[Lesson Applied Visual Design: Learn How Bezier Curves Work] According to the explenation the x-axis is time, and the y-axis is the change in animation. Both axis move between 0 to 1. There are 4 points. p0, is the starting point (0,0), and p3 is the ending point (1,1). We are left to decide on p1 and p2 and provide them in this stracture (x1, y1, x2, y2). In the following lesson [Applied Visual Design: Use a Bezier Curve to Move a Graphic] we are given this code for a Cubic Bezier:
animation-timing-function: cubic-bezier(0, 0, 0.58, 1);
To me it doesn’t make any sense. p1 is exactly the same point as p0. As if it says to the fucntion, in 0% of the time you’ll have 0% of change in the animation. Am I missing something?

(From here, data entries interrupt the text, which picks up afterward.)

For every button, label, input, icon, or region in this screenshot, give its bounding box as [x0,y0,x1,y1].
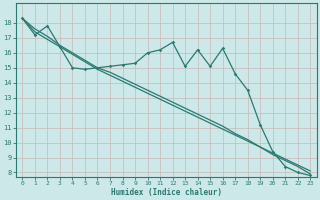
X-axis label: Humidex (Indice chaleur): Humidex (Indice chaleur) [111,188,222,197]
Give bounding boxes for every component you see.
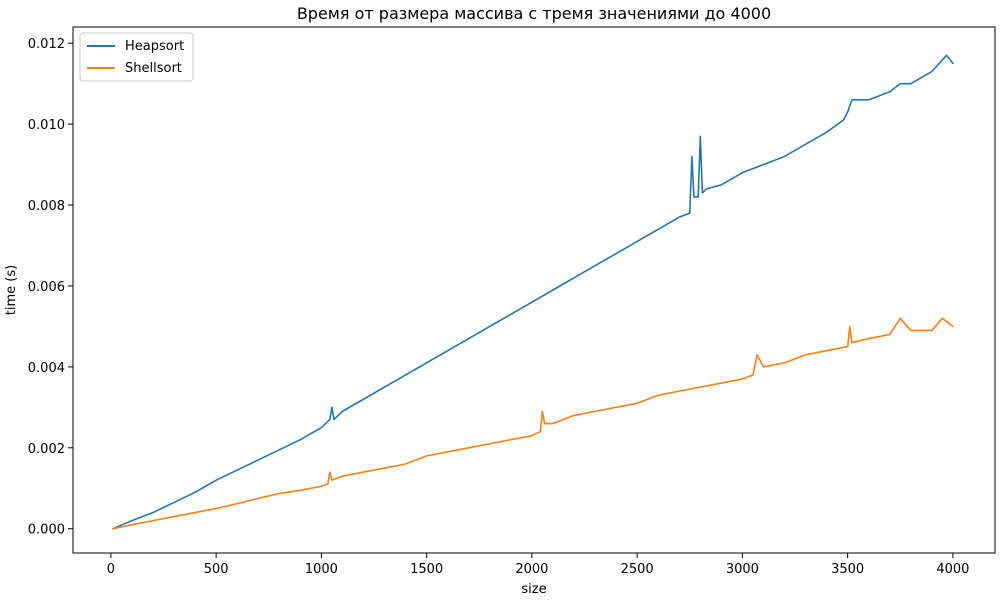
- x-tick-label: 4000: [936, 562, 969, 577]
- x-tick-label: 0: [107, 562, 115, 577]
- x-tick-label: 1000: [305, 562, 338, 577]
- plot-area-frame: [72, 26, 996, 554]
- y-tick-label: 0.008: [28, 199, 65, 214]
- x-axis-ticks: 0 500 1000 1500 2000 2500 3000 3500 4000: [107, 553, 969, 577]
- y-tick-label: 0.000: [28, 523, 65, 538]
- legend-label-shellsort: Shellsort: [125, 61, 182, 76]
- series-line-shellsort: [112, 317, 954, 530]
- x-tick-label: 1500: [410, 562, 443, 577]
- legend: Heapsort Shellsort: [79, 32, 194, 82]
- x-tick-label: 2000: [515, 562, 548, 577]
- chart-title: Время от размера массива с тремя значени…: [297, 4, 771, 23]
- y-tick-label: 0.012: [28, 37, 65, 52]
- x-axis-label: size: [521, 582, 546, 597]
- y-axis-ticks: 0.000 0.002 0.004 0.006 0.008 0.010 0.012: [28, 37, 73, 538]
- y-tick-label: 0.002: [28, 442, 65, 457]
- y-tick-label: 0.006: [28, 280, 65, 295]
- legend-label-heapsort: Heapsort: [125, 39, 184, 54]
- x-tick-label: 3000: [726, 562, 759, 577]
- y-axis-label: time (s): [4, 265, 19, 315]
- series-lines: [112, 54, 954, 530]
- series-line-heapsort: [112, 54, 954, 530]
- x-tick-label: 2500: [621, 562, 654, 577]
- y-tick-label: 0.010: [28, 118, 65, 133]
- x-tick-label: 3500: [831, 562, 864, 577]
- x-tick-label: 500: [204, 562, 229, 577]
- y-tick-label: 0.004: [28, 361, 65, 376]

Nope, that’s exactly it. That will give the function an upward slope starting around 58% of the animation.
This website http://cubic-bezier.com/#.14,.56,.86,.57 does an amazing job at explaining the Cubic Bezier function interactively. Simply move the pink and bluish points.
The example give (0.25, 0.25, 0.75, 0.75) is case in which the curve (in this case linear line) goes through both points. Since it was the example, I expected it to be the general role, which is not the case.
4 Likes
@PortableStick Please refer to my last message.
How can I let those responsible of the curriculum to notice my suggestion?
You can make you case at Github in the FCC Issues page.
@carpben Thanks a lot. That animation at http://cubic-bezier.com/#0,0,.56,1 really does help explain.
Those coordinates represents pink and blue dots from the image
get your hands to try http://cubic-bezier.com/
so you will understand how the coordinate works.